Déclaration de patrimoine…le rendez-vous républicain de la redevabilité en fin de mandat
Pendant leurs années d’opposition, les figures de la rupture politique avaient fait de la transparence institutionnelle l’un de leurs axes majeurs de communication. Aujourd’hui, alors que la scène politique sénégalaise s’est recomposée avec le président Bassirou Diomaye Faye sous les couleurs de sa formation Kiiraay et un Ousmane Sonko de retour à l’Assemblée nationale sous la bannière de Pastef, l’exigence de gouvernance vertueuse reste au cœur du débat public. Les récentes discussions législatives sur la déclaration de patrimoine rappellent que la redevabilité est une obligation républicaine qui s’impose à tous les responsables publics sans exception.

En engageant les travaux sur l’encadrement des déclarations patrimoniales, l’ambition initiale affichée était de renforcer les mécanismes de contrôle au sommet de l’État. Cependant, le débat s’est élargi à la faveur des débats parlementaires et des propositions d’amendement, aboutissant à une couverture plus vaste du personnel politique. En intégrant le Premier ministre et le président de l’Assemblée nationale au même niveau d’exigence que le chef de l’État, le législateur a posé les jalons d’un dispositif d’exposition et de contrôle généralisé.
Cette évolution législative marque un tournant dans la gestion des données patrimoniales des gouvernants. La transmission de déclarations à des instances administratives s’accompagne désormais d’une exigence de transparence accrue à l’égard des citoyens. La publication des avoirs à l’entrée et à la sortie des charges crée un suivi documentaire inédit pour les trois plus hautes autorités des institutions républicaines.
En soumettant le sommet de l’Exécutif et le président de la chambre basse aux mêmes obligations juridiques, le texte établit une parfaite égalité devant le contrôle citoyen. Qu’ils appartiennent à la majorité présidentielle ou aux formations parlementaires alliées ou distinctes, les dirigeants politiques partagent désormais un cadre légal uniforme. Ce dispositif exclut tout régime d’exception et garantit un examen équitable pour l’ensemble des décideurs publics.

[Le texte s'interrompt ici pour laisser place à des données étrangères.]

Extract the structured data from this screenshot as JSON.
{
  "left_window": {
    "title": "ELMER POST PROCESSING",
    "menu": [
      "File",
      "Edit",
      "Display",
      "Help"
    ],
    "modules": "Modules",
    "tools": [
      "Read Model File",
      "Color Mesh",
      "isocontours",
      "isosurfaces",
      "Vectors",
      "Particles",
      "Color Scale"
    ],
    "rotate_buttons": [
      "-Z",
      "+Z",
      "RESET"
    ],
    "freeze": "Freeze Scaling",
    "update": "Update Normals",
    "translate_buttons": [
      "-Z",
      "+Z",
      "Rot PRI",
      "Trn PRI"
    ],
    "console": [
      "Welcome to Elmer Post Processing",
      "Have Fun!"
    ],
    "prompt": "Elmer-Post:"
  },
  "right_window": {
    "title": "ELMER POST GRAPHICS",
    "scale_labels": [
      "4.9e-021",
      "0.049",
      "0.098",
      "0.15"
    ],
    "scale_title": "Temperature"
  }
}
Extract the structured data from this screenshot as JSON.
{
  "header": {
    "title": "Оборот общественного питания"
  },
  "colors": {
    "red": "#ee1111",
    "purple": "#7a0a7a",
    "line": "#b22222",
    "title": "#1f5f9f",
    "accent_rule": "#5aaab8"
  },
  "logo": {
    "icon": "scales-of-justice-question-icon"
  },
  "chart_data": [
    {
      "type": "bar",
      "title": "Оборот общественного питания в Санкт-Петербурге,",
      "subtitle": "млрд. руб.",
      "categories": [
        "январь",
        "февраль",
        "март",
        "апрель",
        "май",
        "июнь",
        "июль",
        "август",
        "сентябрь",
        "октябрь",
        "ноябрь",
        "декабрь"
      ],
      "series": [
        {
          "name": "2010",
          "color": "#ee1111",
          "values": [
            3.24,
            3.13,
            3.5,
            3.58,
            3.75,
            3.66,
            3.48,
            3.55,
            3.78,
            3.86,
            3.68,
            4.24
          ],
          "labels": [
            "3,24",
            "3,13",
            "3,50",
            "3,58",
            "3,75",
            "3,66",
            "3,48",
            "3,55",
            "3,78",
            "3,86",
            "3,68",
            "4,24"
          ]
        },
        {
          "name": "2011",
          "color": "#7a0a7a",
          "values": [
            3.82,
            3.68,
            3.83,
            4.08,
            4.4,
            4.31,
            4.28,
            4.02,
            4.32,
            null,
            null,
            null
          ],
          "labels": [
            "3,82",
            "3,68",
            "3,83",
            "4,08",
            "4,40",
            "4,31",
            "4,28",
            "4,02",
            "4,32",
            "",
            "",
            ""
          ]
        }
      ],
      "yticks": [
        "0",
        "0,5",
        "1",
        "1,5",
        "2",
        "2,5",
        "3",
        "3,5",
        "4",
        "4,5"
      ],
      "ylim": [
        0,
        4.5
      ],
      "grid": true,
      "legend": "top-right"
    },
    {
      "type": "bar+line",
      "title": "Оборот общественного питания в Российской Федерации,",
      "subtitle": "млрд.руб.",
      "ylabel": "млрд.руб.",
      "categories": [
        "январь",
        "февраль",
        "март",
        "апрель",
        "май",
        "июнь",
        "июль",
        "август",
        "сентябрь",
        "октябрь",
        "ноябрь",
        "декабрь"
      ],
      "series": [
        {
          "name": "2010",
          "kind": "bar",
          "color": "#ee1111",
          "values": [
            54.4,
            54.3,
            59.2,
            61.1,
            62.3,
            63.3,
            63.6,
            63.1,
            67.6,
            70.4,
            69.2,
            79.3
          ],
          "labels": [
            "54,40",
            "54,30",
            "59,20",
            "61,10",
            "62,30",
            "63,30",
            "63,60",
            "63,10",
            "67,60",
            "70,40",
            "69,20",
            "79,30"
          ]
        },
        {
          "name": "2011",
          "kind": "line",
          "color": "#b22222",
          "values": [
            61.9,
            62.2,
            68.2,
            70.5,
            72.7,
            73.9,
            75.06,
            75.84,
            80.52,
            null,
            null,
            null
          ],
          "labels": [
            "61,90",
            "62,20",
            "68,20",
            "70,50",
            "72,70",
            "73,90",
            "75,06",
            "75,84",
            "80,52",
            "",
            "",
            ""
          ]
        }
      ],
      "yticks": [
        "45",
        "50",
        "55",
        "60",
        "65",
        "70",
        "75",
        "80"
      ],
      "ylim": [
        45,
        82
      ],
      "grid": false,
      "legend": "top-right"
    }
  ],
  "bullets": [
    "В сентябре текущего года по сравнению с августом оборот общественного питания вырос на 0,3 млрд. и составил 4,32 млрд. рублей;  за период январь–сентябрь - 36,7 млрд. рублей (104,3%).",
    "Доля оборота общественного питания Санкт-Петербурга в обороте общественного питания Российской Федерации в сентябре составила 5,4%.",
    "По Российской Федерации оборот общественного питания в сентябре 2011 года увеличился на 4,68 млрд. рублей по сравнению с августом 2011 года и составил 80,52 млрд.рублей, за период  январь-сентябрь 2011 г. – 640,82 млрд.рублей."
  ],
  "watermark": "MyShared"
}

Le véritable enjeu démocratique de cette réforme réside dans l’exercice d’évaluation comparative entre le début et le terme de chaque mandat. Conformément aux principes de droit, le rapprochement entre les états de patrimoine de départ et de fin de fonction permettra d’assurer une traçabilité rigoureuse des parcours individuels. Il appartiendra aux organes de contrôle compétents et à la justice, le cas échéant, d’examiner toute évolution financière dans le strict respect de la présomption d’innocence.
Cette harmonisation des textes vise à garantir la sécurité juridique des procédures et l’alignement avec les principes constitutionnels. En acceptant de soumettre l’ensemble du trio institutionnel à ces règles, le pouvoir exécutif et le Parlement ont entériné un cadre de gouvernance exigeant. Les futurs bilans patrimoniaux devront être documentés avec précision conformément aux exigences administratives établies par la loi.

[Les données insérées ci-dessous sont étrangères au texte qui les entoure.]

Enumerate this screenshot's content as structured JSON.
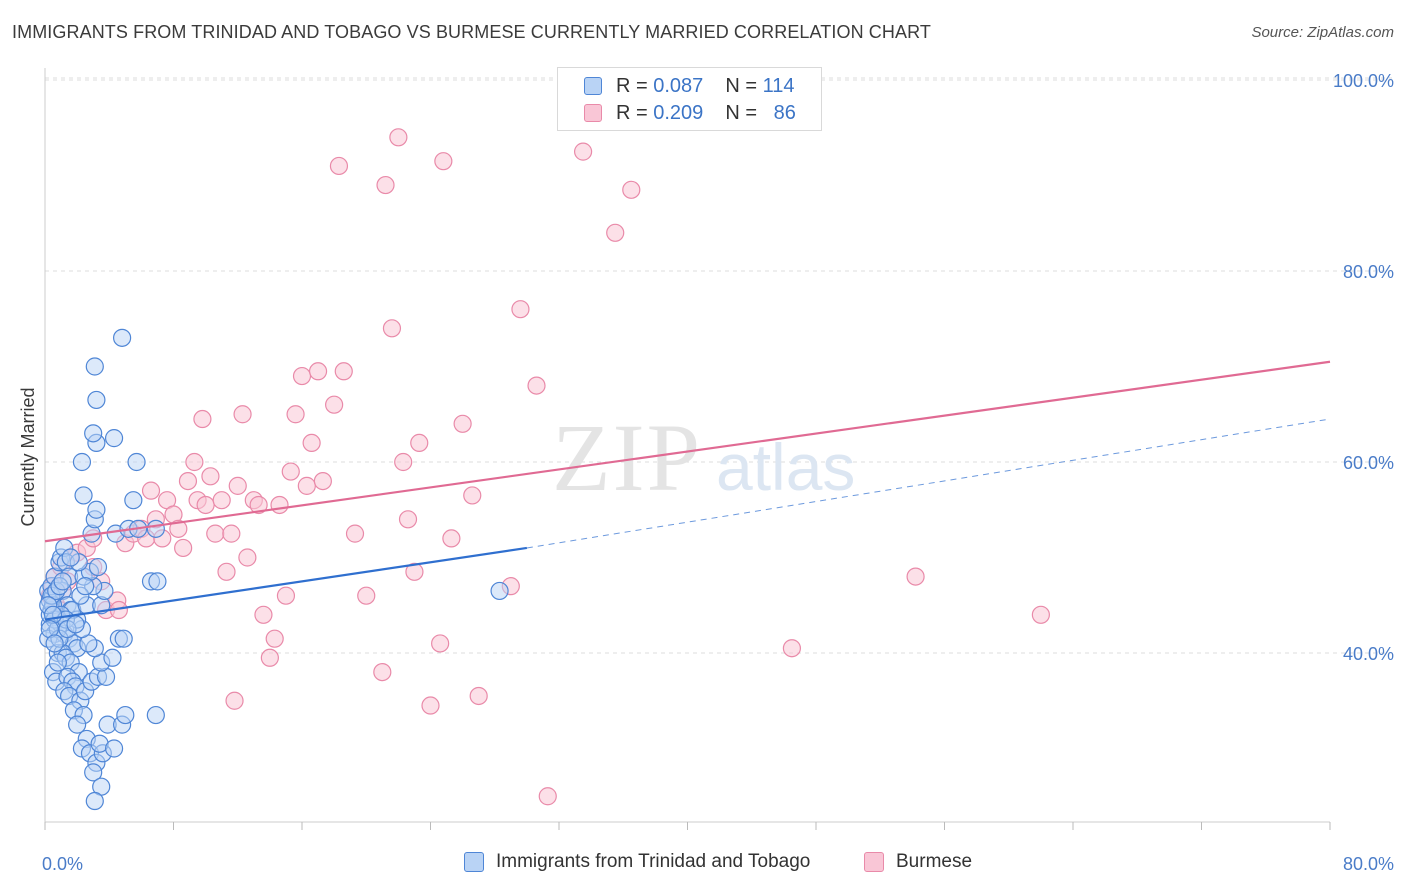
{
  "title": "IMMIGRANTS FROM TRINIDAD AND TOBAGO VS BURMESE CURRENTLY MARRIED CORRELATION CHART",
  "source": "Source: ZipAtlas.com",
  "watermark": {
    "zip": "ZIP",
    "atlas": "atlas"
  },
  "colors": {
    "blue_fill": "#b9d3f5",
    "blue_stroke": "#4f86d6",
    "blue_line": "#2f6fcf",
    "pink_fill": "#f9c6d6",
    "pink_stroke": "#e98aa9",
    "pink_line": "#e06a93",
    "tick_text": "#4a7cc8",
    "grid": "#dddddd"
  },
  "legend_top": {
    "rows": [
      {
        "r_label": "R =",
        "r_value": "0.087",
        "n_label": "N =",
        "n_value": "114",
        "series": "blue"
      },
      {
        "r_label": "R =",
        "r_value": "0.209",
        "n_label": "N =",
        "n_value": "86",
        "series": "pink"
      }
    ]
  },
  "chart_data": {
    "type": "scatter",
    "title": "IMMIGRANTS FROM TRINIDAD AND TOBAGO VS BURMESE CURRENTLY MARRIED CORRELATION CHART",
    "xlabel": "",
    "ylabel": "Currently Married",
    "xlim": [
      0,
      80
    ],
    "ylim": [
      20,
      103
    ],
    "x_tick_labels": [
      "0.0%",
      "80.0%"
    ],
    "y_ticks": [
      40,
      60,
      80,
      100
    ],
    "y_tick_labels": [
      "40.0%",
      "60.0%",
      "80.0%",
      "100.0%"
    ],
    "grid": true,
    "legend_placement": "bottom",
    "series": [
      {
        "name": "Immigrants from Trinidad and Tobago",
        "color": "blue",
        "r": 0.087,
        "n": 114,
        "trend": {
          "x0": 0,
          "y0": 43.5,
          "x1": 30,
          "y1": 51.0,
          "dashed_to_x": 80,
          "dashed_to_y": 64.5
        },
        "points": [
          [
            0.2,
            46.5
          ],
          [
            0.3,
            45.5
          ],
          [
            0.4,
            44.5
          ],
          [
            0.5,
            46
          ],
          [
            0.3,
            43
          ],
          [
            0.6,
            42
          ],
          [
            0.2,
            41.5
          ],
          [
            0.8,
            40
          ],
          [
            0.5,
            38
          ],
          [
            0.7,
            37
          ],
          [
            0.4,
            47
          ],
          [
            0.6,
            48
          ],
          [
            0.9,
            49.5
          ],
          [
            1.0,
            50
          ],
          [
            1.2,
            51
          ],
          [
            1.3,
            49.5
          ],
          [
            1.5,
            48
          ],
          [
            1.1,
            46.5
          ],
          [
            1.4,
            45
          ],
          [
            1.6,
            44.5
          ],
          [
            1.0,
            43
          ],
          [
            1.2,
            42
          ],
          [
            1.5,
            41.5
          ],
          [
            1.8,
            41
          ],
          [
            2.0,
            40.5
          ],
          [
            1.1,
            40
          ],
          [
            1.3,
            39.5
          ],
          [
            1.6,
            39
          ],
          [
            2.1,
            38
          ],
          [
            1.4,
            37.5
          ],
          [
            1.7,
            37
          ],
          [
            1.9,
            36.5
          ],
          [
            1.2,
            36
          ],
          [
            1.5,
            35.5
          ],
          [
            2.2,
            35
          ],
          [
            1.8,
            34
          ],
          [
            2.4,
            33.5
          ],
          [
            2.0,
            32.5
          ],
          [
            2.6,
            31
          ],
          [
            2.3,
            30
          ],
          [
            2.8,
            29.5
          ],
          [
            3.2,
            28.5
          ],
          [
            3.0,
            27.5
          ],
          [
            3.6,
            29.5
          ],
          [
            3.4,
            30.5
          ],
          [
            4.3,
            30
          ],
          [
            3.9,
            32.5
          ],
          [
            4.8,
            32.5
          ],
          [
            5.0,
            33.5
          ],
          [
            6.9,
            33.5
          ],
          [
            2.5,
            36
          ],
          [
            2.9,
            37
          ],
          [
            3.3,
            37.5
          ],
          [
            3.8,
            37.5
          ],
          [
            3.5,
            39
          ],
          [
            4.2,
            39.5
          ],
          [
            4.6,
            41.5
          ],
          [
            4.9,
            41.5
          ],
          [
            3.1,
            40.5
          ],
          [
            2.7,
            41
          ],
          [
            2.3,
            42.5
          ],
          [
            2.0,
            43.5
          ],
          [
            1.7,
            44.5
          ],
          [
            2.6,
            45
          ],
          [
            3.5,
            45
          ],
          [
            3.7,
            46.5
          ],
          [
            3.0,
            47
          ],
          [
            2.4,
            48
          ],
          [
            2.8,
            48.5
          ],
          [
            3.3,
            49
          ],
          [
            2.1,
            49.5
          ],
          [
            1.6,
            50
          ],
          [
            2.9,
            52.5
          ],
          [
            3.1,
            54
          ],
          [
            3.2,
            55
          ],
          [
            4.4,
            52.5
          ],
          [
            5.2,
            53
          ],
          [
            5.8,
            53
          ],
          [
            6.9,
            53
          ],
          [
            5.5,
            56
          ],
          [
            2.4,
            56.5
          ],
          [
            2.3,
            60
          ],
          [
            5.7,
            60
          ],
          [
            3.2,
            62
          ],
          [
            4.3,
            62.5
          ],
          [
            3.0,
            63
          ],
          [
            3.2,
            66.5
          ],
          [
            3.1,
            70
          ],
          [
            4.8,
            73
          ],
          [
            6.6,
            47.5
          ],
          [
            7.0,
            47.5
          ],
          [
            3.5,
            26
          ],
          [
            3.1,
            24.5
          ],
          [
            0.3,
            44
          ],
          [
            0.5,
            45
          ],
          [
            0.6,
            43.5
          ],
          [
            0.8,
            42.5
          ],
          [
            0.9,
            41.5
          ],
          [
            1.0,
            44
          ],
          [
            1.3,
            43.5
          ],
          [
            0.4,
            46
          ],
          [
            0.7,
            46.5
          ],
          [
            0.9,
            47
          ],
          [
            1.1,
            47.5
          ],
          [
            0.2,
            45
          ],
          [
            0.5,
            44
          ],
          [
            0.3,
            42.5
          ],
          [
            0.6,
            41
          ],
          [
            1.4,
            42.5
          ],
          [
            1.9,
            43
          ],
          [
            2.2,
            46
          ],
          [
            2.5,
            47
          ],
          [
            28.3,
            46.5
          ],
          [
            0.8,
            39
          ]
        ]
      },
      {
        "name": "Burmese",
        "color": "pink",
        "r": 0.209,
        "n": 86,
        "trend": {
          "x0": 0,
          "y0": 51.7,
          "x1": 80,
          "y1": 70.5
        },
        "points": [
          [
            0.3,
            46
          ],
          [
            0.5,
            47
          ],
          [
            0.7,
            45
          ],
          [
            0.9,
            44.5
          ],
          [
            1.1,
            46.5
          ],
          [
            1.4,
            47.5
          ],
          [
            0.6,
            48
          ],
          [
            1.0,
            49
          ],
          [
            1.6,
            50
          ],
          [
            2.0,
            50.5
          ],
          [
            2.6,
            51
          ],
          [
            3.0,
            49
          ],
          [
            3.5,
            47.5
          ],
          [
            3.8,
            44.5
          ],
          [
            4.5,
            45.5
          ],
          [
            5.0,
            51.5
          ],
          [
            5.5,
            52.5
          ],
          [
            6.0,
            53
          ],
          [
            6.3,
            52
          ],
          [
            6.6,
            57
          ],
          [
            6.9,
            54
          ],
          [
            7.3,
            52
          ],
          [
            7.6,
            56
          ],
          [
            8.0,
            54.5
          ],
          [
            8.3,
            53
          ],
          [
            8.6,
            51
          ],
          [
            8.9,
            58
          ],
          [
            9.3,
            60
          ],
          [
            9.5,
            56
          ],
          [
            10.0,
            55.5
          ],
          [
            10.3,
            58.5
          ],
          [
            10.6,
            52.5
          ],
          [
            11.0,
            56
          ],
          [
            11.3,
            48.5
          ],
          [
            11.6,
            52.5
          ],
          [
            12.0,
            57.5
          ],
          [
            12.3,
            65
          ],
          [
            12.6,
            50
          ],
          [
            13.0,
            56
          ],
          [
            13.3,
            55.5
          ],
          [
            13.6,
            44
          ],
          [
            14.0,
            39.5
          ],
          [
            14.3,
            41.5
          ],
          [
            14.6,
            55.5
          ],
          [
            15.0,
            46
          ],
          [
            15.3,
            59
          ],
          [
            15.6,
            65
          ],
          [
            16.0,
            69
          ],
          [
            16.3,
            57.5
          ],
          [
            16.6,
            62
          ],
          [
            17.0,
            69.5
          ],
          [
            17.3,
            58
          ],
          [
            18.0,
            66
          ],
          [
            18.6,
            69.5
          ],
          [
            19.3,
            52.5
          ],
          [
            20.0,
            46
          ],
          [
            21.0,
            38
          ],
          [
            21.6,
            74
          ],
          [
            22.3,
            60
          ],
          [
            22.6,
            54
          ],
          [
            23.0,
            48.5
          ],
          [
            23.3,
            62
          ],
          [
            24.0,
            34.5
          ],
          [
            24.6,
            41
          ],
          [
            25.3,
            52
          ],
          [
            26.0,
            64
          ],
          [
            26.6,
            56.5
          ],
          [
            27.0,
            35.5
          ],
          [
            29.0,
            47
          ],
          [
            29.6,
            76
          ],
          [
            30.6,
            68
          ],
          [
            31.3,
            25
          ],
          [
            33.5,
            92.5
          ],
          [
            35.5,
            84
          ],
          [
            36.5,
            88.5
          ],
          [
            22.0,
            94
          ],
          [
            18.3,
            91
          ],
          [
            21.2,
            89
          ],
          [
            24.8,
            91.5
          ],
          [
            9.8,
            64.5
          ],
          [
            4.6,
            44.5
          ],
          [
            3.0,
            52
          ],
          [
            11.8,
            35
          ],
          [
            46.5,
            40.5
          ],
          [
            54.2,
            48
          ],
          [
            62.0,
            44
          ]
        ]
      }
    ]
  },
  "legend_bottom": [
    {
      "label": "Immigrants from Trinidad and Tobago",
      "series": "blue"
    },
    {
      "label": "Burmese",
      "series": "pink"
    }
  ]
}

L’adoption de normes de transparence élevées crée une responsabilité partagée pour tous les acteurs politiques ayant porté ces réformes. Les promesses de probité et d’exemplarité formulées devant le peuple sénégalais trouvent désormais leur traduction légale. Cette rigueur institutionnelle s’imposera avec la même impartialité à l’ensemble des responsables publics, quelles que soient leurs affiliations partisanes.

La réorganisation des alliances et la création de nouvelles dynamiques politiques, telles que l’émergence de Kiiraay ou le repositionnement de Pastef, ne modifient en rien la portée des engagements de transparence pris devant l’opinion. La redevabilité constitue un pilier fondamental de l’État de droit qui dépasse les contingences politiques momentanées. La confiance citoyenne repose sur la capacité des institutions à appliquer ces règles avec équité et constance.
L’exercice du pouvoir s’inscrit dans un temps délimité par la Constitution et les lois de la République. À l’issue des mandats en cours, l’heure du bilan patrimonial constituera un test majeur pour l’efficacité de ces nouvelles dispositions légales. C’est sur la base de données factuelles, vérifiées et conformes au droit que la société civile et les citoyens pourront apprécier le respect des engagements d’exemplarité souscrits par les dirigeants de la nation.